A first lesson is readily available in the economic history of Australia’s post-World War II government. The era of post-War reconstruction is one of the most innovative and effective moments in the history of Australian public policy. This has been superbly chronicled in what is arguably his finest book by Stuart MacIntyre (Australia’s Boldest Experiment: War and reconstruction in the 1940s, see especiallych. 4). Policies that emerged from this unprecedented period of public policy innovation include Australia’s successful immigration program and the Snowy Mountains Hydroelectric Scheme.

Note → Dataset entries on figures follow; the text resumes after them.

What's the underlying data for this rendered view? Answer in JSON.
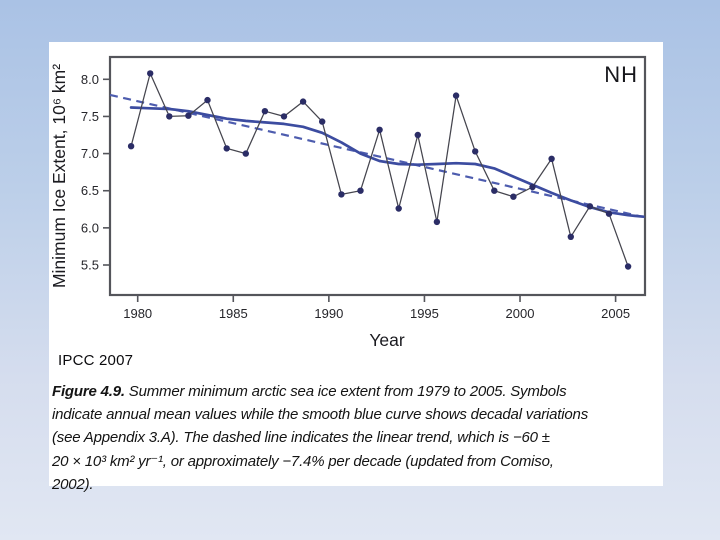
{
  "slide": {
    "credit": "IPCC 2007"
  },
  "chart_data": {
    "type": "line",
    "title": "",
    "region_label": "NH",
    "xlabel": "Year",
    "ylabel": "Minimum Ice Extent, 10⁶ km²",
    "x": [
      1979,
      1980,
      1981,
      1982,
      1983,
      1984,
      1985,
      1986,
      1987,
      1988,
      1989,
      1990,
      1991,
      1992,
      1993,
      1994,
      1995,
      1996,
      1997,
      1998,
      1999,
      2000,
      2001,
      2002,
      2003,
      2004,
      2005
    ],
    "series": [
      {
        "name": "annual mean minimum ice extent",
        "style": "black line with dark navy circle markers",
        "values": [
          7.1,
          8.08,
          7.5,
          7.51,
          7.72,
          7.07,
          7.0,
          7.57,
          7.5,
          7.7,
          7.43,
          6.45,
          6.5,
          7.32,
          6.26,
          7.25,
          6.08,
          7.78,
          7.03,
          6.5,
          6.42,
          6.55,
          6.93,
          5.88,
          6.29,
          6.19,
          5.48
        ]
      },
      {
        "name": "decadal variations (smooth blue curve)",
        "style": "thick solid blue curve",
        "points": [
          [
            1979,
            7.62
          ],
          [
            1980,
            7.61
          ],
          [
            1981,
            7.6
          ],
          [
            1982,
            7.57
          ],
          [
            1983,
            7.52
          ],
          [
            1984,
            7.47
          ],
          [
            1985,
            7.44
          ],
          [
            1986,
            7.42
          ],
          [
            1987,
            7.4
          ],
          [
            1988,
            7.36
          ],
          [
            1989,
            7.28
          ],
          [
            1990,
            7.15
          ],
          [
            1991,
            7.0
          ],
          [
            1992,
            6.9
          ],
          [
            1993,
            6.86
          ],
          [
            1994,
            6.85
          ],
          [
            1995,
            6.86
          ],
          [
            1996,
            6.87
          ],
          [
            1997,
            6.86
          ],
          [
            1998,
            6.8
          ],
          [
            1999,
            6.69
          ],
          [
            2000,
            6.58
          ],
          [
            2001,
            6.47
          ],
          [
            2002,
            6.37
          ],
          [
            2003,
            6.28
          ],
          [
            2004,
            6.21
          ],
          [
            2005,
            6.17
          ],
          [
            2005.8,
            6.15
          ]
        ]
      },
      {
        "name": "linear trend (dashed)",
        "style": "dashed blue straight line",
        "trend": {
          "start_year": 1978.55,
          "start_value": 7.79,
          "end_year": 2006.2,
          "end_value": 6.16,
          "slope_per_year_1e6_km2": -0.06
        }
      }
    ],
    "xticks": [
      1980,
      1985,
      1990,
      1995,
      2000,
      2005
    ],
    "yticks": [
      "5.5",
      "6.0",
      "6.5",
      "7.0",
      "7.5",
      "8.0"
    ],
    "ylim": [
      5.2,
      8.3
    ],
    "xlim": [
      1978.55,
      2006.55
    ],
    "grid": false,
    "legend": "none",
    "colors": {
      "annual_line": "#45454e",
      "marker": "#2b2d66",
      "smooth_curve": "#3c4ca0",
      "trend_dashed": "#4d5cae",
      "frame": "#54555b",
      "tick_text": "#26262b",
      "region_label": "#17171c"
    }
  },
  "caption": {
    "lines": [
      {
        "parts": [
          {
            "text": "Figure 4.9.",
            "bold": true
          },
          {
            "text": " Summer minimum arctic sea ice extent from 1979 to 2005. Symbols"
          }
        ]
      },
      {
        "parts": [
          {
            "text": "indicate annual mean values while the smooth blue curve shows decadal variations"
          }
        ]
      },
      {
        "parts": [
          {
            "text": "(see Appendix 3.A). The dashed line indicates the linear trend, which is −60 ±"
          }
        ]
      },
      {
        "parts": [
          {
            "text": "20 × 10³ km² yr⁻¹, or approximately −7.4% per decade (updated from Comiso,"
          }
        ]
      },
      {
        "parts": [
          {
            "text": "2002)."
          }
        ]
      }
    ]
  }
}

What is especially noteworthy about this era is the role of the government in initiating and directing the projects that would build Australia’s economy and society so successfully in the post-War years. Government, not the private sector, took the lead and set the Australian economy on the path to prosperity. Equally noteworthy is how conservative governments (including Labor governments) have deviated from this path, to the detriment of Australians’ standards of living and security. Neoliberalism has been the nail in the coffin of the kinds of policies that made post-War reconstruction so successful.
Post-war reconstruction in Australia is not the only example of how the state can lead in growing the economy and improving the living conditions of all its citizens. In his classic account of Japan’s “economic miracle”, Chalmers Johnson’s MITI and the Japanese Miracle recounts how the role of the state was absolutely crucial in creating the conditions for the Japanese post-War economy becoming the biggest economy in the world into the 1970s (see Ezra Vogel, Japan as No. 1). It might have remained so if Yasuhiro Nakasone, Prime Minister in the 1980s and pliant friend of Ronald Reagan, had not obeyed his mate’s advice to Reaganise the Japanese economy. It has been all downhill ever since.
It would be a gift to the Australian people if, with the forthcoming cabinet reshuffle, Frydenberg could be relieved of the treasury portfolio. Probably Dave Sharma would be the best of a bad lot to take on that job. He is clearly intellectually head and shoulders above the rest of the Liberal pack in the parliament. Jim Chalmers would do an even better job.
What Australia urgently needs is for governments to step up and initiate a wide range of infrastructure developments across the country. At the very forefront should be a huge increase in public housing development, following principles and policies recommended by the late Hugh Stretton (see for example his Housing and Government). Then the government must provide the conditions for Australia to become the world’s leading clean energy technology innovator. The country desperately needs a fast train network to connect first the eastern states and eventually extending through Adelaide to Perth. These and similar nation building projects are needed as never before.
Boldness has to become Australia’s economic friend as our politicians chart the course to lead the country into a post-COVID-19 future. Instead of being confined to the economic margins, the state must take its rightful place in the economic policy vanguard, moving the country onward and upward. This, of course, is the very opposite of the trajectory that a return to Thatcherist and Reaganite policies would result in. Indeed, it is a trajectory that would drag the country devastatingly down at this time.
Frydenberg’s childish nostalgia is therefore very dangerous. How alarming is that!